Although bowling and women’s economic empowerment at the end of the 19th century are not usually thought of together, the recently restored Lyndhurst bowling alley actually links the two. For those who equate bowling alleys with the 1950s, this late-1800s structure, located within feet of the Hudson River, will be an eye opener.
Finally completed after more than two decades of restoration, the Lyndhurst bowling alley, originally built by railroad baron Jay Gould’s eldest daughter Helen, was also used as a home for Helen Gould’s sewing school.
The school, which was held in the building’s adjacent parlors, taught a trade to local women who often had no other job opportunity than to work as a servant. Many were recent immigrants.
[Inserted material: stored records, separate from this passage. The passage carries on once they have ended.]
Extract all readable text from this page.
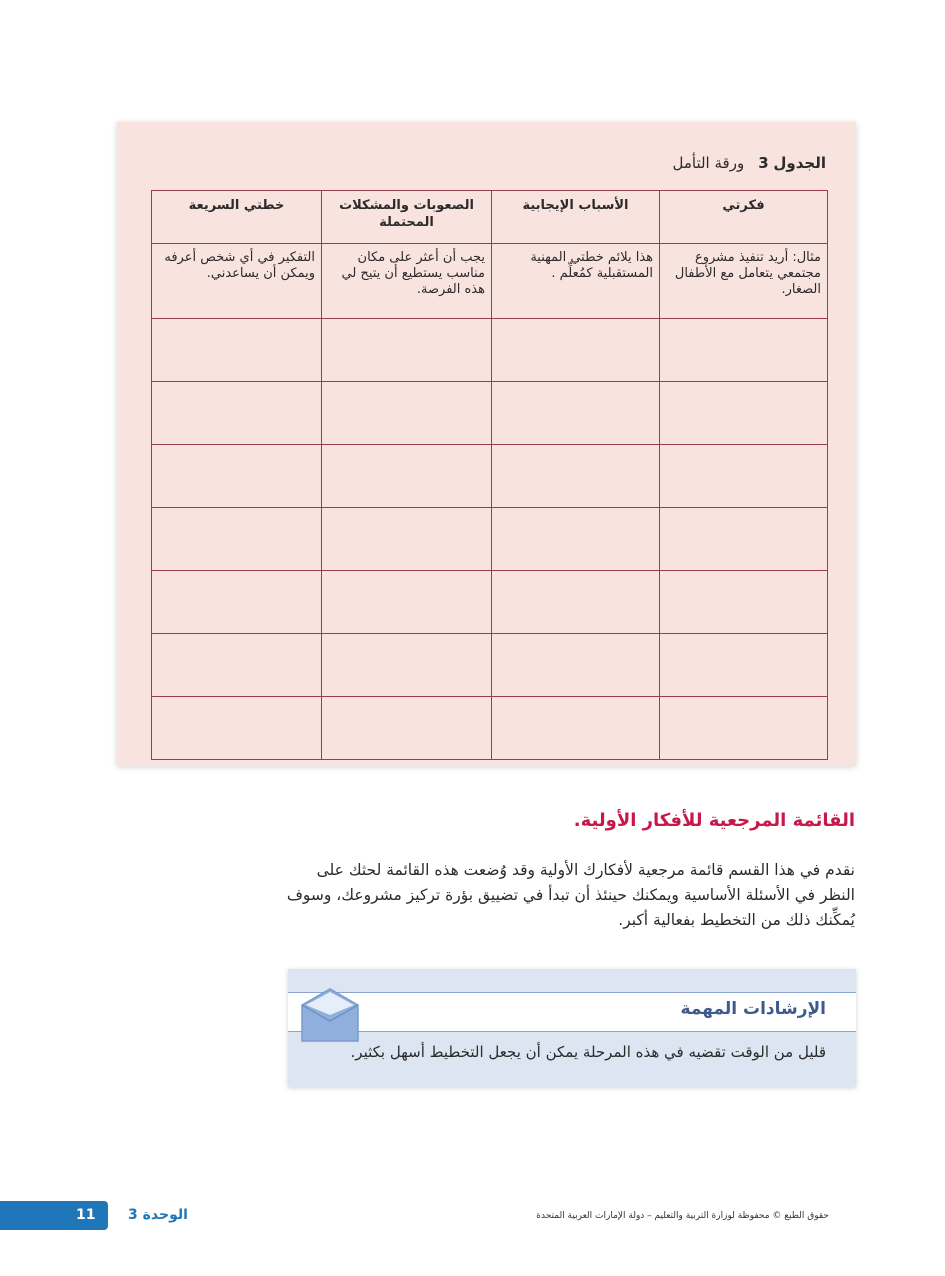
الجدول 3
ورقة التأمل
فكرتي	الأسباب الإيجابية	الصعوبات والمشكلات المحتملة	خطتي السريعة
مثال: أريد تنفيذ مشروع مجتمعي يتعامل مع الأطفال الصغار.	هذا يلائم خطتي المهنية المستقبلية كمُعلِّم .	يجب أن أعثر على مكان مناسب يستطيع أن يتيح لي هذه الفرصة.	التفكير في أي شخص أعرفه ويمكن أن يساعدني.

القائمة المرجعية للأفكار الأولية.
نقدم في هذا القسم قائمة مرجعية لأفكارك الأولية وقد وُضعت هذه القائمة لحثك على النظر في الأسئلة الأساسية ويمكنك حينئذ أن تبدأ في تضييق بؤرة تركيز مشروعك، وسوف يُمكِّنك ذلك من التخطيط بفعالية أكبر.
الإرشادات المهمة
قليل من الوقت تقضيه في هذه المرحلة يمكن أن يجعل التخطيط أسهل بكثير.
11 الوحدة 3	حقوق الطبع © محفوظة لوزارة التربية والتعليم – دولة الإمارات العربية المتحدة
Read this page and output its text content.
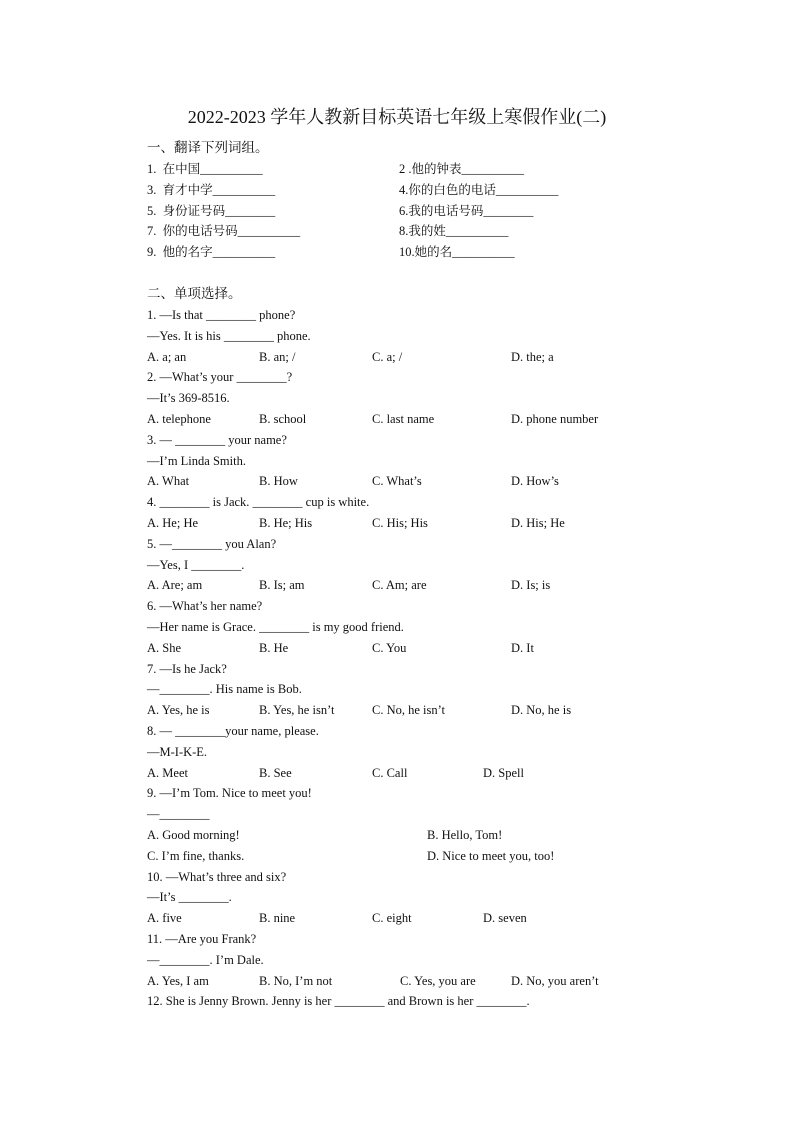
2022-2023 学年人教新目标英语七年级上寒假作业(二)
一、翻译下列词组。
1.  在中国__________	2 .他的钟表__________
3.  育才中学__________	4.你的白色的电话__________
5.  身份证号码________	6.我的电话号码________
7.  你的电话号码__________	8.我的姓__________
9.  他的名字__________	10.她的名__________
二、单项选择。
1. —Is that ________ phone?
—Yes. It is his ________ phone.
A. a; an	B. an; /	C. a; /	D. the; a
2. —What’s your ________?
—It’s 369-8516.
A. telephone	B. school	C. last name	D. phone number
3. — ________ your name?
—I’m Linda Smith.
A. What	B. How	C. What’s	D. How’s
4. ________ is Jack. ________ cup is white.
A. He; He	B. He; His	C. His; His	D. His; He
5. —________ you Alan?
—Yes, I ________.
A. Are; am	B. Is; am	C. Am; are	D. Is; is
6. —What’s her name?
—Her name is Grace. ________ is my good friend.
A. She	B. He	C. You	D. It
7. —Is he Jack?
—________. His name is Bob.
A. Yes, he is	B. Yes, he isn’t	C. No, he isn’t	D. No, he is
8. — ________your name, please.
—M-I-K-E.
A. Meet	B. See	C. Call	D. Spell
9. —I’m Tom. Nice to meet you!
—________
A. Good morning!	B. Hello, Tom!
C. I’m fine, thanks.	D. Nice to meet you, too!
10. —What’s three and six?
—It’s ________.
A. five	B. nine	C. eight	D. seven
11. —Are you Frank?
—________. I’m Dale.
A. Yes, I am	B. No, I’m not	C. Yes, you are	D. No, you aren’t
12. She is Jenny Brown. Jenny is her ________ and Brown is her ________.
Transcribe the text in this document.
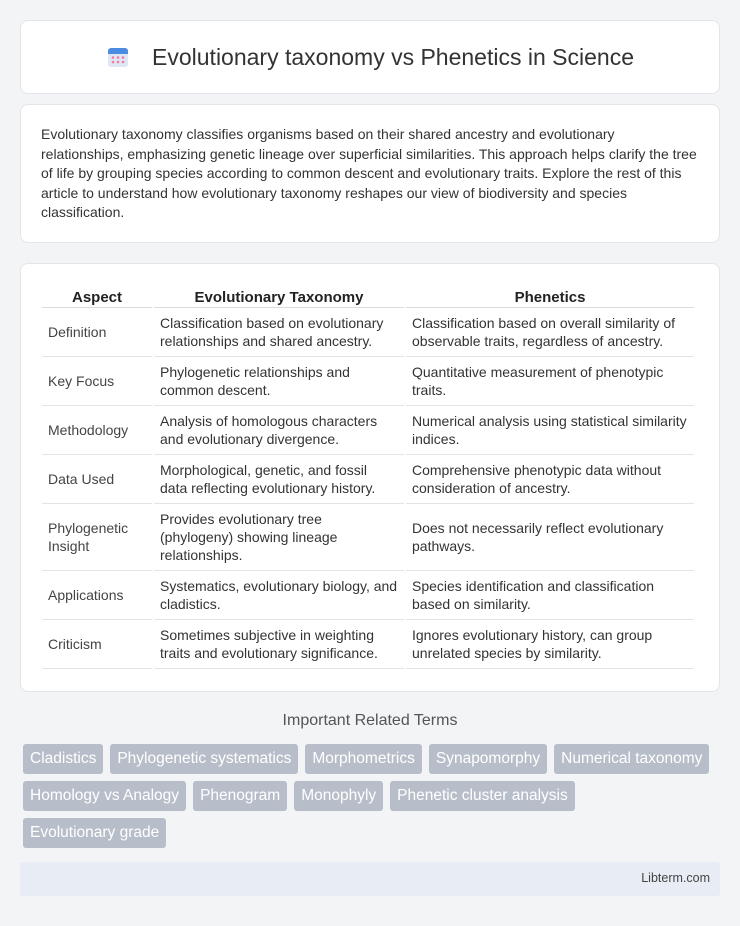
Evolutionary taxonomy vs Phenetics in Science

Evolutionary taxonomy classifies organisms based on their shared ancestry and evolutionary relationships, emphasizing genetic lineage over superficial similarities. This approach helps clarify the tree of life by grouping species according to common descent and evolutionary traits. Explore the rest of this article to understand how evolutionary taxonomy reshapes our view of biodiversity and species classification.

Aspect	Evolutionary Taxonomy	Phenetics
Definition	Classification based on evolutionary relationships and shared ancestry.	Classification based on overall similarity of observable traits, regardless of ancestry.
Key Focus	Phylogenetic relationships and common descent.	Quantitative measurement of phenotypic traits.
Methodology	Analysis of homologous characters and evolutionary divergence.	Numerical analysis using statistical similarity indices.
Data Used	Morphological, genetic, and fossil data reflecting evolutionary history.	Comprehensive phenotypic data without consideration of ancestry.
Phylogenetic Insight	Provides evolutionary tree (phylogeny) showing lineage relationships.	Does not necessarily reflect evolutionary pathways.
Applications	Systematics, evolutionary biology, and cladistics.	Species identification and classification based on similarity.
Criticism	Sometimes subjective in weighting traits and evolutionary significance.	Ignores evolutionary history, can group unrelated species by similarity.
Important Related Terms
Cladistics	Phylogenetic systematics	Morphometrics	Synapomorphy	Numerical taxonomy
Homology vs Analogy	Phenogram	Monophyly	Phenetic cluster analysis
Evolutionary grade
Libterm.com
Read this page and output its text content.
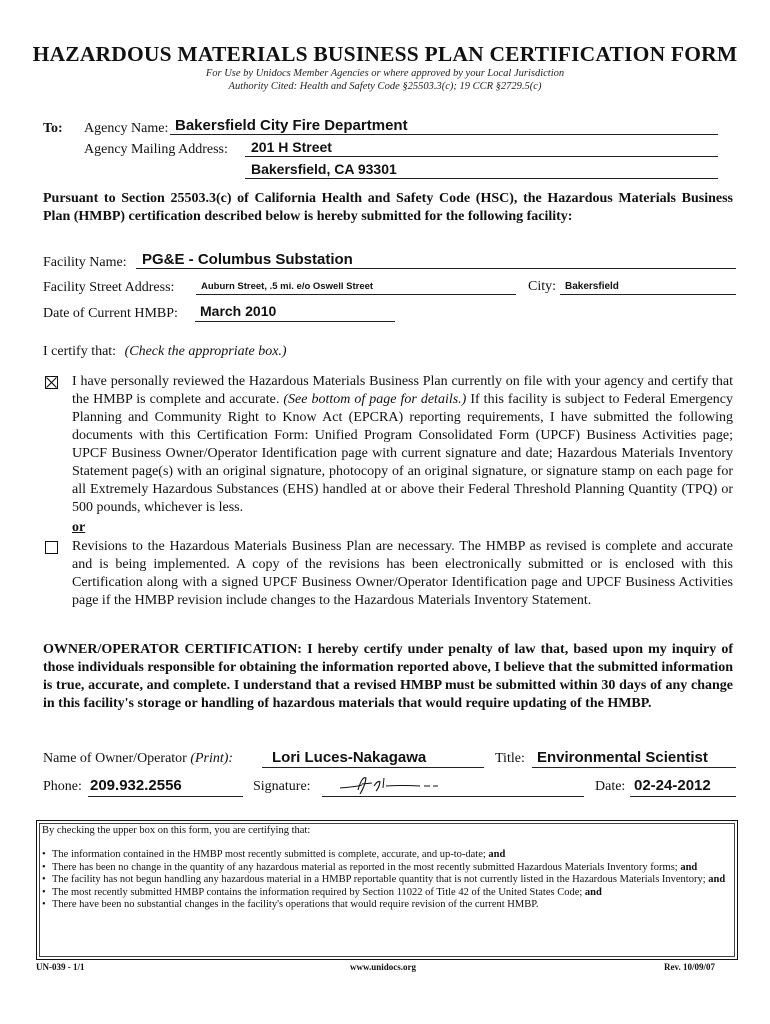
HAZARDOUS MATERIALS BUSINESS PLAN CERTIFICATION FORM
For Use by Unidocs Member Agencies or where approved by your Local Jurisdiction
Authority Cited: Health and Safety Code §25503.3(c); 19 CCR §2729.5(c)
To: Agency Name: Bakersfield City Fire Department
Agency Mailing Address: 201 H Street
Bakersfield, CA 93301
Pursuant to Section 25503.3(c) of California Health and Safety Code (HSC), the Hazardous Materials Business Plan (HMBP) certification described below is hereby submitted for the following facility:
Facility Name: PG&E - Columbus Substation
Facility Street Address:	Auburn Street, .5 mi. e/o Oswell Street	City: Bakersfield
Date of Current HMBP: March 2010
I certify that: (Check the appropriate box.)
I have personally reviewed the Hazardous Materials Business Plan currently on file with your agency and certify that the HMBP is complete and accurate. (See bottom of page for details.) If this facility is subject to Federal Emergency Planning and Community Right to Know Act (EPCRA) reporting requirements, I have submitted the following documents with this Certification Form: Unified Program Consolidated Form (UPCF) Business Activities page; UPCF Business Owner/Operator Identification page with current signature and date; Hazardous Materials Inventory Statement page(s) with an original signature, photocopy of an original signature, or signature stamp on each page for all Extremely Hazardous Substances (EHS) handled at or above their Federal Threshold Planning Quantity (TPQ) or 500 pounds, whichever is less.
or
Revisions to the Hazardous Materials Business Plan are necessary. The HMBP as revised is complete and accurate and is being implemented. A copy of the revisions has been electronically submitted or is enclosed with this Certification along with a signed UPCF Business Owner/Operator Identification page and UPCF Business Activities page if the HMBP revision include changes to the Hazardous Materials Inventory Statement.
OWNER/OPERATOR CERTIFICATION: I hereby certify under penalty of law that, based upon my inquiry of those individuals responsible for obtaining the information reported above, I believe that the submitted information is true, accurate, and complete. I understand that a revised HMBP must be submitted within 30 days of any change in this facility's storage or handling of hazardous materials that would require updating of the HMBP.
Name of Owner/Operator (Print):	Lori Luces-Nakagawa	Title: Environmental Scientist
Phone: 209.932.2556	Signature:	Date: 02-24-2012
By checking the upper box on this form, you are certifying that:
• The information contained in the HMBP most recently submitted is complete, accurate, and up-to-date; and
• There has been no change in the quantity of any hazardous material as reported in the most recently submitted Hazardous Materials Inventory forms; and
• The facility has not begun handling any hazardous material in a HMBP reportable quantity that is not currently listed in the Hazardous Materials Inventory; and
• The most recently submitted HMBP contains the information required by Section 11022 of Title 42 of the United States Code; and
• There have been no substantial changes in the facility's operations that would require revision of the current HMBP.
UN-039 - 1/1	www.unidocs.org	Rev. 10/09/07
Helen Gould trained women of all races and religions, which was unusual for the period.
Later, Helen’s younger sister Anna, the Duchess of Talleyrand, used the bowling alley for soldier convalescence during World War II. Although the structure fell into disrepair in the 1950s, years of refurbishment have restored the bowling alley. Lyndhurst has recently opened this unlikely tribute to women’s empowerment for public tours.
The 7,000-square-foot structure includes a wide veranda to view the river. Its two-lane bowling alley is considered to be one of the earliest regulation lanes built in the country.
Know Before You Go
Tours are offered as of August, 2017.